Overview/Goal
This project focuses on predicting apartment prices and visualizing data related to apartment listings. It combines various datasets to create predictive models and interactive visualizations using geographic and demographic information. Models tested include custom random forest, XGBoost, and H2O autoML. The final dashboard is built in JavaScript using D3.js.
Data Sources
- Apt Listing Data: UCI Apartment Listing Dataset
- GIS Zip Data: ArcGIS Zip Data
- IRS Zip Data: IRS Individual Income Tax Statistics
- USA GeoJSON Data: US GeoJSON Data
- US States GeoJSON Data: State-zip-code-GeoJSON
Key Files
- dataJoining.py: Joins datasets, generates zip codes, and integrates IRS data.
- dataFeatureEng.py: Cleans data and creates dummy variables for analysis.
- modelCreation.ipynb: Builds predictive models including random forest and XGBoost.
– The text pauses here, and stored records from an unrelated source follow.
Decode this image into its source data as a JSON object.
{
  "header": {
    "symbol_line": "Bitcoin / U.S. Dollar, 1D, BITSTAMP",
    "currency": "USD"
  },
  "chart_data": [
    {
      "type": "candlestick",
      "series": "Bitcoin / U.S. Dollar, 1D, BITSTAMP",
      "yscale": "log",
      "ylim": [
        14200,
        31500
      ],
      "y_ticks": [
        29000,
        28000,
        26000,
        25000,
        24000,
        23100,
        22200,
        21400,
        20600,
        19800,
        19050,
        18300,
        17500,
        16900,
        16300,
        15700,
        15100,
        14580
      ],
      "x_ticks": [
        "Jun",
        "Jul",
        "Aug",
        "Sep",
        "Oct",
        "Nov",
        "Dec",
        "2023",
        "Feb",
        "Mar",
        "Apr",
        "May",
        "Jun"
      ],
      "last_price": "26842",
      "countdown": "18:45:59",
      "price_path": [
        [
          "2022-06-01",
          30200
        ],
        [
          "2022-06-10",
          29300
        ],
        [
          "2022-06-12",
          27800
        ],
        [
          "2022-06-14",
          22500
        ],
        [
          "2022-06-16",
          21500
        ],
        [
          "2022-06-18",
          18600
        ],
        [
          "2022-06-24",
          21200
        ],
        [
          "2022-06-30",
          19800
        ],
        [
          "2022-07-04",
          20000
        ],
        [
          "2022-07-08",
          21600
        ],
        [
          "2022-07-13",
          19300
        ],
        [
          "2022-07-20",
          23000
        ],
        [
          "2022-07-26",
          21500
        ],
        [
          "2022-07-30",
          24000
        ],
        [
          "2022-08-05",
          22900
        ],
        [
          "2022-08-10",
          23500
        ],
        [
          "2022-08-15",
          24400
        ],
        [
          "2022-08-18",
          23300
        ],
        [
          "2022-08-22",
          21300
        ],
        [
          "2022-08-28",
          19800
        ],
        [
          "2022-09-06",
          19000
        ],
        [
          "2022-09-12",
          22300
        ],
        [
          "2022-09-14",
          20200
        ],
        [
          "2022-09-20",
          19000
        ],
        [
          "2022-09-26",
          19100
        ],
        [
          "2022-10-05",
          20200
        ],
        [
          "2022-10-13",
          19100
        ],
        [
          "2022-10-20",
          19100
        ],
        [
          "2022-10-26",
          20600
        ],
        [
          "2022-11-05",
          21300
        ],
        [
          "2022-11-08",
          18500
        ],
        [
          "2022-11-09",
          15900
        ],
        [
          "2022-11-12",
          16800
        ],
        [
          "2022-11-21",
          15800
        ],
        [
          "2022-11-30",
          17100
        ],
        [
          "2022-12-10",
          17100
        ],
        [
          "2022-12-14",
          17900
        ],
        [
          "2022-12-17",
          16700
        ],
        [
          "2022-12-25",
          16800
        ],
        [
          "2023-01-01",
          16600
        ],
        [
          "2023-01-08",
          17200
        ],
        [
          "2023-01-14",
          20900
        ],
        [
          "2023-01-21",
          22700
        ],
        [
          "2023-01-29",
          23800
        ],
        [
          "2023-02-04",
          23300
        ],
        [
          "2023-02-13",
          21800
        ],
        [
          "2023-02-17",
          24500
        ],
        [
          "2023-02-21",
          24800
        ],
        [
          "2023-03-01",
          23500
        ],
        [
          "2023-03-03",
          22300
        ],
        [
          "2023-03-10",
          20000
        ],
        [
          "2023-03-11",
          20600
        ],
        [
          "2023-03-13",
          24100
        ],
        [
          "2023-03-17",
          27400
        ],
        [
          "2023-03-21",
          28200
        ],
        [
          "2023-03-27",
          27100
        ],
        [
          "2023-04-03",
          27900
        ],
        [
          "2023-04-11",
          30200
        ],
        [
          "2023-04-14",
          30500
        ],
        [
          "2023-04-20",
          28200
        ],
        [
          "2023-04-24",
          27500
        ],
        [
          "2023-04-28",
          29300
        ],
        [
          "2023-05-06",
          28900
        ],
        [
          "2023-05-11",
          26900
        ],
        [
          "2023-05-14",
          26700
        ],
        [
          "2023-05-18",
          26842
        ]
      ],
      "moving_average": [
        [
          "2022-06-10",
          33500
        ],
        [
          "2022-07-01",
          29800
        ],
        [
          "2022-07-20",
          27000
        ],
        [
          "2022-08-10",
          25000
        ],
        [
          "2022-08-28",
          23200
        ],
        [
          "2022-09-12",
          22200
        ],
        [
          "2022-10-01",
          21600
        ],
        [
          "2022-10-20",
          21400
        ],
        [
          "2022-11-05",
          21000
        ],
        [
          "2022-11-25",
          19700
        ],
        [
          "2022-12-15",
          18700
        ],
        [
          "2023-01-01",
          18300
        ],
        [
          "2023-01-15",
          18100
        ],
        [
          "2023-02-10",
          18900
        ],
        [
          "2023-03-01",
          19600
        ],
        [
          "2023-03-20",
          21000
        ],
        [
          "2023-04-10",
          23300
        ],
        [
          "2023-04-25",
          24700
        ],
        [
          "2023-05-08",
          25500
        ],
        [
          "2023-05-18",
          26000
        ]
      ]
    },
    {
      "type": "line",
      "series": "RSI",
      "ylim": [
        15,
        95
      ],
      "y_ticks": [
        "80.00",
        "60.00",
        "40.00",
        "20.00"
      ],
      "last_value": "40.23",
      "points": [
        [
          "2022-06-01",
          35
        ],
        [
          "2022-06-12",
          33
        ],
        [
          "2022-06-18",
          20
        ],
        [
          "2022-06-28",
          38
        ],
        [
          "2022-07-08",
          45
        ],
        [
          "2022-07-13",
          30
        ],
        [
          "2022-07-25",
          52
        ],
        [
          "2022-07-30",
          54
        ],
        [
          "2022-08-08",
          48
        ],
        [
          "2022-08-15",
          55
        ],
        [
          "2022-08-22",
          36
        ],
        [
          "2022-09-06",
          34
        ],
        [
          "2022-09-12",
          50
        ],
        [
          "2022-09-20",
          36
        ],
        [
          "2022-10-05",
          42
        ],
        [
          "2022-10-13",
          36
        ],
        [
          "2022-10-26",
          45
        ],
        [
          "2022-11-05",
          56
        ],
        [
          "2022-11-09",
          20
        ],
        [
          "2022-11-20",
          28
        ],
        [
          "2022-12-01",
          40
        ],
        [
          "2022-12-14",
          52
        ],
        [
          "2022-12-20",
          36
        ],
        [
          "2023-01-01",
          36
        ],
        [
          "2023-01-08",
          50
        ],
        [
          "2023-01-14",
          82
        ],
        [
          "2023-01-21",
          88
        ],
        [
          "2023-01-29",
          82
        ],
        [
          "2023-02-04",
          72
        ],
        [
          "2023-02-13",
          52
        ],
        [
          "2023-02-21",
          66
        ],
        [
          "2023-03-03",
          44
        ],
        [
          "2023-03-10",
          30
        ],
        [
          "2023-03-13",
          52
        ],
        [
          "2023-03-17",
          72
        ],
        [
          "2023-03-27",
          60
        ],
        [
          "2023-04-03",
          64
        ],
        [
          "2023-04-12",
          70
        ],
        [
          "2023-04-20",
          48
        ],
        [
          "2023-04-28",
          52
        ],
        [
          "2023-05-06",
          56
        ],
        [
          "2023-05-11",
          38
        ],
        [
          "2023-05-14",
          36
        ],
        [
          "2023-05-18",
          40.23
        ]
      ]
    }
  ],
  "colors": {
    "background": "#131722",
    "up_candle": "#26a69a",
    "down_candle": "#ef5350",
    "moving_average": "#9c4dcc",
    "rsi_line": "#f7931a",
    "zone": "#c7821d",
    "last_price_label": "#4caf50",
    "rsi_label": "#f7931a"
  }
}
- aptVis.html: Interactive visualization tool using D3.js for predicting apartment prices.
How to Use
- Clone the repository and set up the required dependencies.
- Run
dataJoining.py
to combine datasets and generate zip codes. - Execute
dataFeatureEng.py
to clean data and create dummy variables. - Open and run
modelCreation.ipynb
to build predictive models and save predicted prices. - Launch
aptVis.html
in a web browser to interact with the visualization tool.